Saturday, October 7, 2017

Change in Inflation-Adjusted Incomes Since 1999

For your viewing pleasure on this wet weekend, I offer this informative graphic from Barry Ritholtz's weekend reading list showing the significant rise in incomes at all levels since 1999, and the particularly sharp rise in all levels since 2014.  This has been true whether we're talking the top 5% or the bottom 20, and everything in between.  I also offer an intriguing article about where the majority of the world's billionaires come from.  It may be a good reason to open an account at UBS.  The link to the 16-page article is attached below the opening paragraph.  Enjoy what will likely be the last balmy weekend of this year.






How UBS Became Home to Half the World’s Billionaires
By Elisa Martinuzzi and Joel Weber | October 3, 2017
Photographs by Kalpesh Lathigra
The CEO of UBS, Sergio Ermotti, is a trader at heart.

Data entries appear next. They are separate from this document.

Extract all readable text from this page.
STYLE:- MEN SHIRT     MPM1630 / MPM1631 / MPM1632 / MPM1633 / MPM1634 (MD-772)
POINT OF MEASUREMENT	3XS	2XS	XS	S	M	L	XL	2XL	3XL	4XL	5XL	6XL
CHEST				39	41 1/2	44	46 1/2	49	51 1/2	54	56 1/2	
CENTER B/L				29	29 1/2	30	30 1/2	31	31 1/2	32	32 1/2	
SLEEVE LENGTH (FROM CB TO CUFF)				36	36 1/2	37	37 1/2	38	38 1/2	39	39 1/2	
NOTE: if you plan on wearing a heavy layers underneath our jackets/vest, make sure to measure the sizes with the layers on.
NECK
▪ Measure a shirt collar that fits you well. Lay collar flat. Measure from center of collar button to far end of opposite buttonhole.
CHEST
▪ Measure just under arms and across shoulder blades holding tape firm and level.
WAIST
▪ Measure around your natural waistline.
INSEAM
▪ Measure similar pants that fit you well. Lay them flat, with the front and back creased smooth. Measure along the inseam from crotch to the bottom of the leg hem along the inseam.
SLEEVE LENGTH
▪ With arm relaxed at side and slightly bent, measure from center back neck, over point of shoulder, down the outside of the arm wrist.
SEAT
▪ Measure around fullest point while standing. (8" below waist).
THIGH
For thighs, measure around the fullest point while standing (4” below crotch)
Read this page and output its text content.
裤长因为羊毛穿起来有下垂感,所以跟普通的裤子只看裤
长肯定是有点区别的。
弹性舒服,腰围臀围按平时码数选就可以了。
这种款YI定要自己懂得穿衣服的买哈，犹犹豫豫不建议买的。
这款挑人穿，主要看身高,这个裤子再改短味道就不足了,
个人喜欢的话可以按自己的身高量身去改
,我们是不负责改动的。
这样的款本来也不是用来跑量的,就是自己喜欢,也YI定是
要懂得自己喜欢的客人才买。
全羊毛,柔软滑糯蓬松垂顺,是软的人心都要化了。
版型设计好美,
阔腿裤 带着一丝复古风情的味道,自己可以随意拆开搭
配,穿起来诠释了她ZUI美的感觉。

Yet the most recent chapter of his career begins with the investment banker overhauling an investment bank. It’s 2011, and he’s just been named interim chief executive officer of a Swiss bank that’s no longer quite so secretive, that’s still reeling from the financial crisis, and that’s been tarnished by a rogue trader’s $2.3 billion loss.

Ermotti quickly embarked on a Matterhorn-size strategic shift that downplayed the company’s investment banking and asset management efforts to focus on building the world’s largest wealth manager. The resulting stability and credibility has made UBS Group AG such a model that investors now value the bank at a premium to its European rivals, several of which have attempted to deploy versions of Ermotti’s playbook. Asked if there’s a limit to how big UBS can grow from an assets perspective, Ermotti says, “If I look at the size of some of our asset-management competitors, it doesn’t look like it.” In two recent interviews, Ermotti discussed his strategic vision, the role technology will play in shrinking the bank over the next decade, and a regulatory landscape so inhospitable that it’s like “they’re living on a different planet”—which could someday even mean the Swiss bank reconsiders its Swissness.